Wenn nun der Film die Täter sprechen lässt, um Täterstrukturen zu analysieren, und eine Entgrenzung von Gewalt und ein Leichterwerden des Tötens durch Wiederholung thematisiert wird – so will ein Diskutant wissen, was denn nun das Spezifische dieser Tätergruppe ist. Borgmann entgegnet, dass es ihnen gerade darum ging, sich allgemein mit kollektiver Gewalt zu beschäftigen. Borgmann glaubt, dass ein Gewaltpotential in jedem steckt, die Frage ist für sie, wie man es kontrolliert.

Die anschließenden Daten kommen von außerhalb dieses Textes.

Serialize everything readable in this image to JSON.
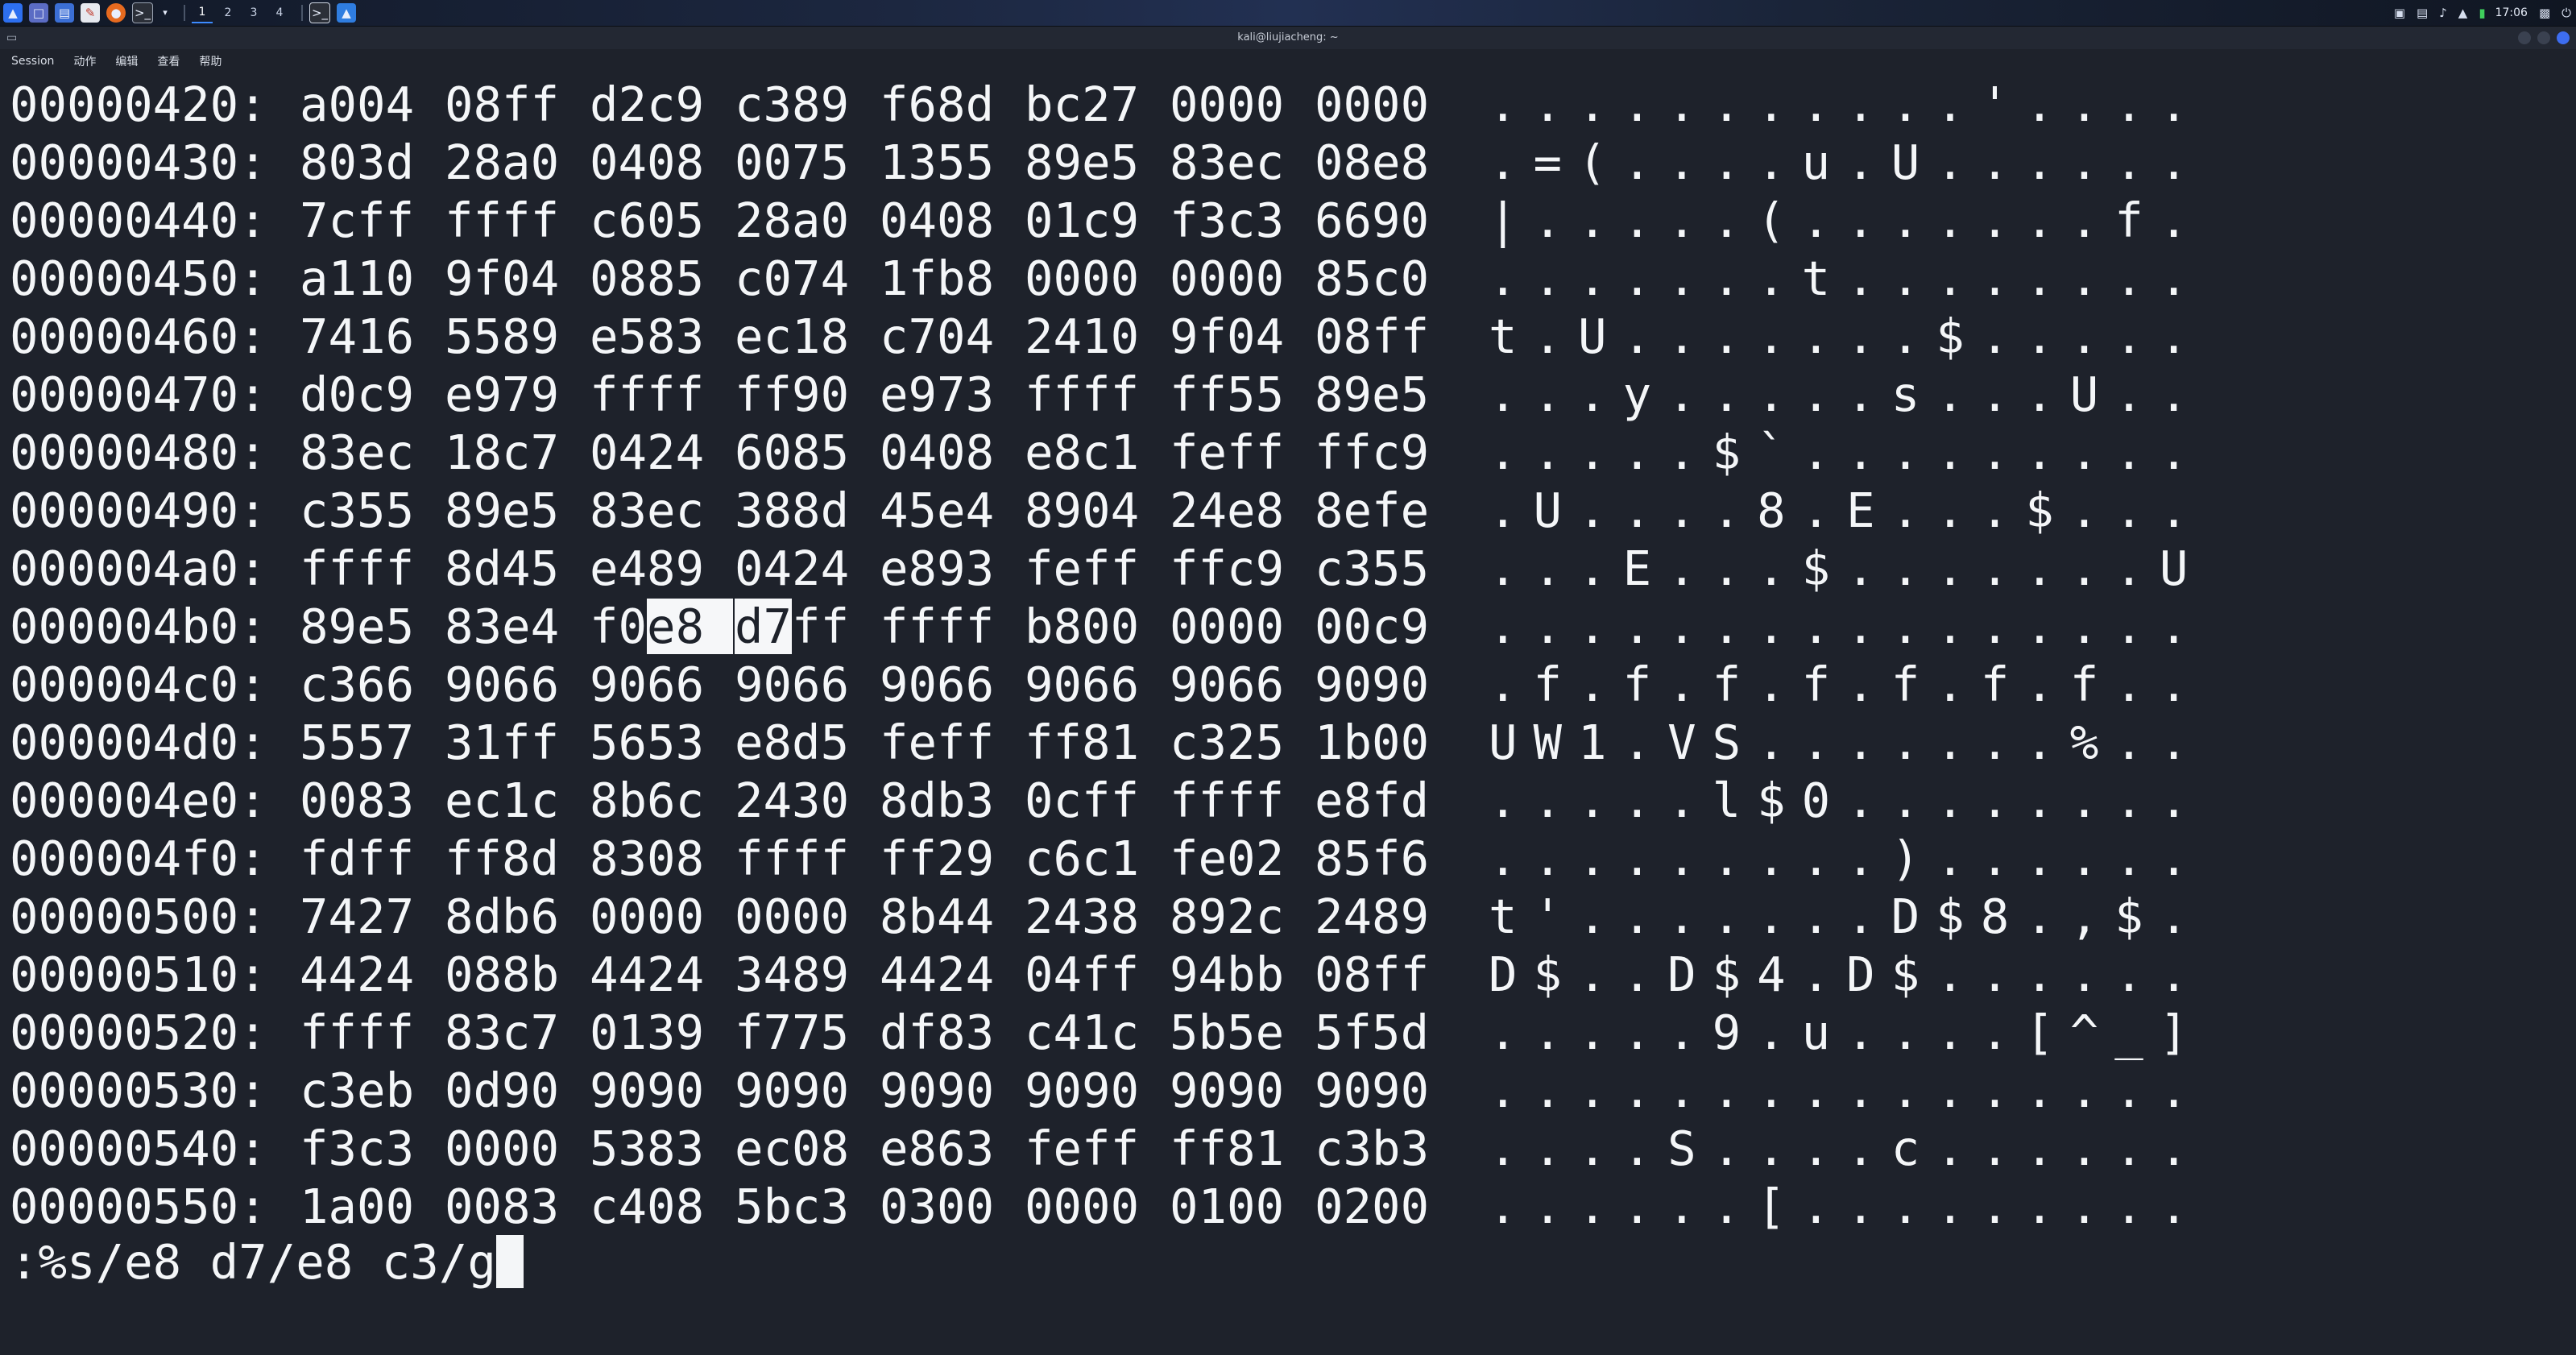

Eine Frage zielt auf die Wahrhaftigkeit der Fakten, die man durch die Interviewten erfährt, gerade wenn sich, wie Borgmann zuvor noch erwähnt hat, durch die Erinnerungen der Männer nicht zu einer absoluten Wahrheit zu gelangen ist. Diese Wahrhaftigkeit sei gegeben, meint Borgmann. Dass die Israelis während der Massaker für die Logistik zuständig waren, lasse sich zum Beispiel auch anhand Sharons Biografie überprüfen, in der er selbst von den eingesetzten, israelischen Bulldozern schreibt.
Zurück zur Form. Jemand aus dem Publikum fragt, ob es nicht Absolution wäre, wenn man das Zuhören als formale Struktur verwendet und gleichzeitig davon ausgeht, dass Gewaltpotential in jedem steckt. Nein, wird erwidert. Die Position des Zuhörens hat nichts mit Komplizenschaft zu tun. Sie hätten nicht verurteilen können, denn sie wollten diese Männer ja zum Reden bringen – aber, – natürlich, – dass außerhalb der Drehsituation in ihnen viel abging, das ist klar, ist aber unabhängig von ihrer Suche nach Antworten, wie und warum diese Männer zu Mördern wurden.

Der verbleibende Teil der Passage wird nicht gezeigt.